Need more proof that God’s love, God’s power, is directed in love, in beatification, in reconciliation? Let’s read Isaiah 43 again.
I’ve been haphazardly working my way through some preliminary Ignatian exercises, and this was my VERY FIRST one, this reading. Father Kevin O’Brien puts forth this ‘grace’ to ask for when reading this passage: “to be more aware of how God is near; to trust in God’s personal care and love for me.” He asks the reader to ask these questions of themselves: who is God for me? How does God see me?

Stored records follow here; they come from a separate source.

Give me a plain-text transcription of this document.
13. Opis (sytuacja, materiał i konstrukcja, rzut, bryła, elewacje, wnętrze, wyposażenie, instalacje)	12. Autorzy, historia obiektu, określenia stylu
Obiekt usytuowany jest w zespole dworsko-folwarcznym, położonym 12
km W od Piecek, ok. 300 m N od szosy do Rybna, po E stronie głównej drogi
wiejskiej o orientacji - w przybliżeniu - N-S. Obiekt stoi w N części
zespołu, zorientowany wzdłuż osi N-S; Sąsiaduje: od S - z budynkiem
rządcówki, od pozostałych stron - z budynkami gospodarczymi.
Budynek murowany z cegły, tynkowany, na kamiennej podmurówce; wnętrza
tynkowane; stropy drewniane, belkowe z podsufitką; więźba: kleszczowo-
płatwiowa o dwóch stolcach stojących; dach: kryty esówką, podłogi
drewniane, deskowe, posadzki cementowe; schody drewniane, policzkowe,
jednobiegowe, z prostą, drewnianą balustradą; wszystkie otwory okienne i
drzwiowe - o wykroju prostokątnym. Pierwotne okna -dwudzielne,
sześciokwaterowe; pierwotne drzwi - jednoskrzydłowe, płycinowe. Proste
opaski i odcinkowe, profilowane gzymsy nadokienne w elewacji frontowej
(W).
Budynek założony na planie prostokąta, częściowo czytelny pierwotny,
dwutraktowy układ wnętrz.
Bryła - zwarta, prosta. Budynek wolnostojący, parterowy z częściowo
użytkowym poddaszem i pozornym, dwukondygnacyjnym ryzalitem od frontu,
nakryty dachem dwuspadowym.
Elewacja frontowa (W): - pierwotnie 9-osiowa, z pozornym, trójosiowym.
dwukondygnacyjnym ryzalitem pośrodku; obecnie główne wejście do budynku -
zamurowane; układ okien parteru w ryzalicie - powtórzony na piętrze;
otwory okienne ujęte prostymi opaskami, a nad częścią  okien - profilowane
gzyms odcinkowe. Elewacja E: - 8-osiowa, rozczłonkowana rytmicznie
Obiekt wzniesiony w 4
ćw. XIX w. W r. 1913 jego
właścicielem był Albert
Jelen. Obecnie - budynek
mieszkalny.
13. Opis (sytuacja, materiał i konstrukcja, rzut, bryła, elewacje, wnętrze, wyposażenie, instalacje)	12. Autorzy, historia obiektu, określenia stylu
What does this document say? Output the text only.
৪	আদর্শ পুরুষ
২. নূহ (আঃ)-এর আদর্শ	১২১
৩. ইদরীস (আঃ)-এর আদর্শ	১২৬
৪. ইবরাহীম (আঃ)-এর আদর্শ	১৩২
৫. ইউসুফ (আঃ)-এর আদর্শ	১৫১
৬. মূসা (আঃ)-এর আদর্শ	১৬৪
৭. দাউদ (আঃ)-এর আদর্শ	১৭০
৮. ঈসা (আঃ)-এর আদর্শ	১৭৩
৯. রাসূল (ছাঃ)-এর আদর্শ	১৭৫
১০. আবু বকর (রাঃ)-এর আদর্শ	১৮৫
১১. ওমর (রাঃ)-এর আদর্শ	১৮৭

Who is God for me? Who is God in these passages? This God is a God who presents us with an alternative vision of ourselves (moving the Judeans from hopeless abandonment to beloved servants in their OWN MINDS). This is a God who comes to the water with us, who claims us, loves us, calls us by name. This is a God who goes out to the enemy, and calls that enemy brother, friend. This is a God who empowers the apostles to cross boundaries, customs, and hardest of all, internal prejudices, because the Church needs the Samaritans, as the Samaritans need the church. Maybe I’m wrong about Acts, and maybe those dirty Samaritans really did need a double dose. But over time, I’ve come to accept my own double-baptism, not as a sign that one wasn’t enough for a sinner like me, but rather that going under the water again and again, with my brothers and sisters, may be a way we make ourselves a church. Whenever we baptize here, we call upon the congregation to remember our own baptisms. Maybe here, too, we must see not the judgment of God but the abundance He pours out, the again and again he allows, the blessed repetition that forms us into the body of Christ. Amen.